My natural state essentially seems to be cold, emotionless, simple minded zombie. I'm being left behind in the world. I wish that early education didn't waste time in preaching the bullshit like D.A.R.E and abstinence and instead they taught in a very harsh but effective way the more useful truth of how everyone starts off with dreams and goals and things they want to do, but that life from second one is like starring in your own film or choose your own adventure novel and every little thing you do creates both a memory for yourself/building block for your future personality and a ripple effect to the wellbeing of those around you.

And at some point, you can fuck up in subtle ways (as in, something not as bad as murder, hate crimes, rape, child molestation, etc, but something that still ends your progress as a human who could be accepted in positive, loving, freeminded social circles) so badly or enough times that at any point in your life you can instantly go from someone deserving of empathy to someone who isn't. Just like that. You now have malignant heart cancer, and a form of contagious heart disease.

And despite the good you do after that point, that person might be who you are for the rest of your life. And any attempts at being a good person are pointless because in reality you will always be a hypocrite for attempting to be kind, smart, loving, etc. It is the equivalent of saying "I'm going to live a long, fulfilling life" when you have malignant heart cancer. It isn't the truth. Your attempt of behaving positive and loving is in and of itself a negative act because it mocks those who have those qualities in reality and can see through you.

In the end, the person who has been kindest for the longest wins (unless you want to be a part of society that is loved by haters and hated by lovers), as they should, and because of something bad that may have happened earlier in your life you unconsciously make mistakes while older that cause you to be a worse person. And then one day you wake up to the shit pile that is your life and you have to live with it. You are now of less worth as a human because of all these things.
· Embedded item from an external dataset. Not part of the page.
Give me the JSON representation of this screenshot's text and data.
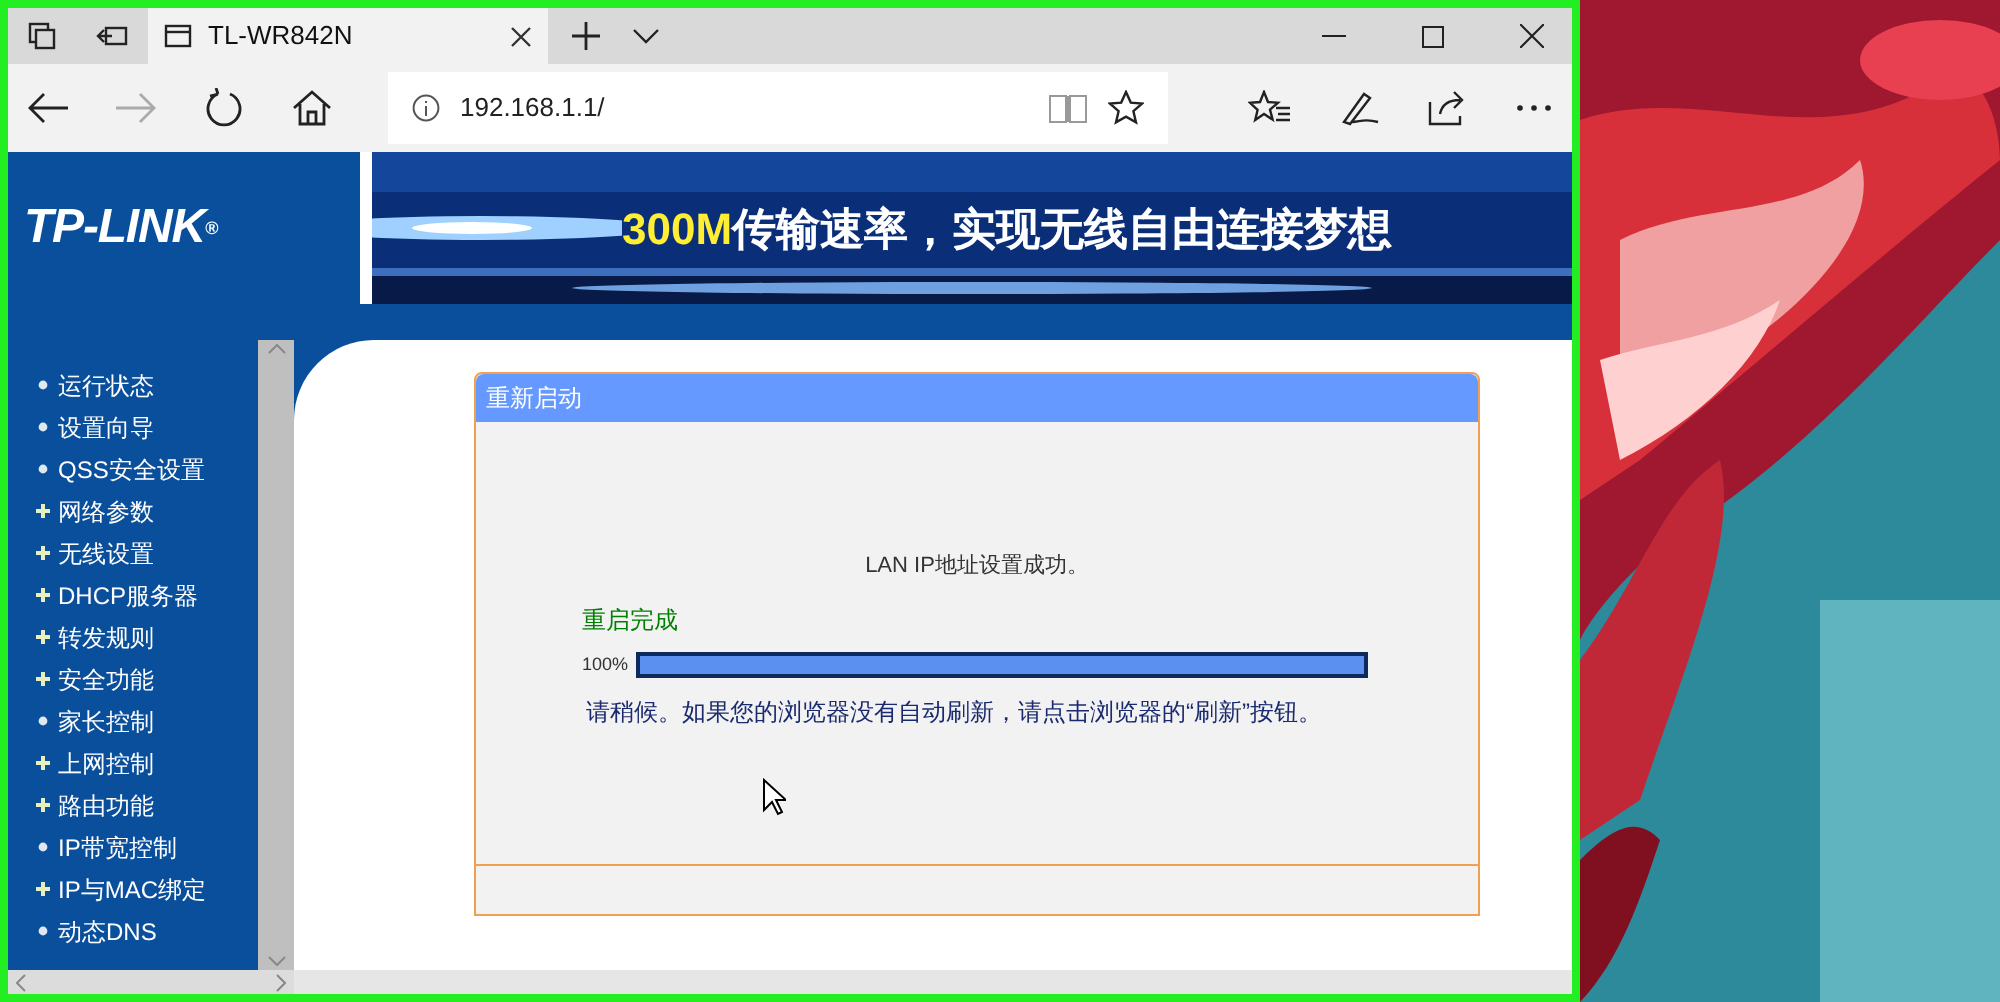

You might be soothed into being told you are not worthless by a counselor or acquaintances, but the reality is they pander to you and you are not a good enough person to live the lifestyle you want to live, around the people you want to be around. All anyone can say is "go to church" or "work at a corporation", which are like personal hells to you since you want to be around lively, diverse, inspiring, loving environments and you are a believer of up-to-date science (AKA you follow and trust science to solve problems). So you construct this shaky personality of intelligence and sensitivity to get through life, but it is a constant balancing act because deep down you know you are not of much worth and are empty inside.